The bill puts Maryland in the vanguard of state measures — indeed, all measures — to tighten regulation of for-profit colleges, and it is said to be among the most far-reaching of state regulatory measures. More than a dozen federal regulations introduced last year await action by Congress. Gov. Martin O’Malley (D) is expected to sign the Maryland bill into law.

Authored by Prince George’s educator and Democratic state Sen. Paul Pinsky, the Maryland bill would grant Maryland’s Higher Education Commission authority to regulate the growing for-profit sector, in which The Washington Post Co. is a major player with its Kaplan division.

The legislation would prohibit the payment of commissions, bonuses or incentive payments to recruiters. A federal investigation last year found examples of recruiters pitching their for-profit schools to prospective students with hard-sell tactics akin to those of telemarketers. (The GAO report has since been attacked and revised but, to my knowledge, not discredited in any fundamental way.)

To a much greater extent than nonprofit colleges, for-profits are driven by a business model that stresses bringing students in the door.
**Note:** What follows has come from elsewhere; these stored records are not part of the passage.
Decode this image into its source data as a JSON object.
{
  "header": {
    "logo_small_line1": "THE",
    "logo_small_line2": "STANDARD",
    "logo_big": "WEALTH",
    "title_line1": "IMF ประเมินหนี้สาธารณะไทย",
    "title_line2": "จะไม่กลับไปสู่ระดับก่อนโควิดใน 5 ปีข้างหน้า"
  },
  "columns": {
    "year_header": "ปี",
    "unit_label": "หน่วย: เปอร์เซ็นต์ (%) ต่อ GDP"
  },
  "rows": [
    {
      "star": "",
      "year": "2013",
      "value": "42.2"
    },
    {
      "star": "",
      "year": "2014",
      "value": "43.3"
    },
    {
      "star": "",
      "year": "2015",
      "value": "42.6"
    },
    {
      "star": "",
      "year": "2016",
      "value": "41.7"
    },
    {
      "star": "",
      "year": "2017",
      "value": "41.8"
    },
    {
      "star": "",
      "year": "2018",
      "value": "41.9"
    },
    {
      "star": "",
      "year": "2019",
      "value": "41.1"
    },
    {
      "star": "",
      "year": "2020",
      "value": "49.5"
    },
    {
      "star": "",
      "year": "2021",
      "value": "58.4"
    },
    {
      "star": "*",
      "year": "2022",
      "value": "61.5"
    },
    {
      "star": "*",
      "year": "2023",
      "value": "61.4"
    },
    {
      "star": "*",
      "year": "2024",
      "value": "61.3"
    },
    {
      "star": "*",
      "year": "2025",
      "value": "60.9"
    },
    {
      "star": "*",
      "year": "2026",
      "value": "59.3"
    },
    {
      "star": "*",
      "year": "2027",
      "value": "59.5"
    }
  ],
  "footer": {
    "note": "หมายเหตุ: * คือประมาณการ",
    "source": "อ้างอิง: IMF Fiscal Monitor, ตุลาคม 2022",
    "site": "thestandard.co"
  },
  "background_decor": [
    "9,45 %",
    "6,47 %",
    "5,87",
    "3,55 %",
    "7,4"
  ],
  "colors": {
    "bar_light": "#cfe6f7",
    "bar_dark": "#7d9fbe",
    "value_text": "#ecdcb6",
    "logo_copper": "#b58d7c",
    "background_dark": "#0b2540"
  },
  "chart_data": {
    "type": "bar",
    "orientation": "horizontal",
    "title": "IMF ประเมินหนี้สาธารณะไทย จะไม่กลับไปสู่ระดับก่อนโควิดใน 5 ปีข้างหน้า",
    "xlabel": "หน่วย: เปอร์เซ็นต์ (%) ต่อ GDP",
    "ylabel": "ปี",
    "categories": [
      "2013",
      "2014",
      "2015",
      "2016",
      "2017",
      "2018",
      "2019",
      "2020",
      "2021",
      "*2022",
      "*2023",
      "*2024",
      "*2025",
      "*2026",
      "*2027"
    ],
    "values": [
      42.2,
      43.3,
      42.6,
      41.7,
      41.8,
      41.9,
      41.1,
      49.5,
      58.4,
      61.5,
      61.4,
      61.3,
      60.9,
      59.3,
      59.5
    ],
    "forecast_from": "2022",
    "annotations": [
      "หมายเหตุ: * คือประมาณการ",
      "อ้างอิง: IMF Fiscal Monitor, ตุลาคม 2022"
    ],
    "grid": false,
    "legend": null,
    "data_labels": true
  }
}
Retention and completion are, comparatively speaking, secondary goals.

Pinsky’s bill would also set up a fund to reimburse students in the event a for-profit college breaches a contract. It would phase out state-funded student aid. And it would require schools to notify students if they start a program without an “affirmative recommendation” from the higher education commission.

Several other states have enacted their own regulations for for-profit schools rather than await the conclusion of the federal crackdown. This page lists several, but I am told several more states have jumped in with bills this year.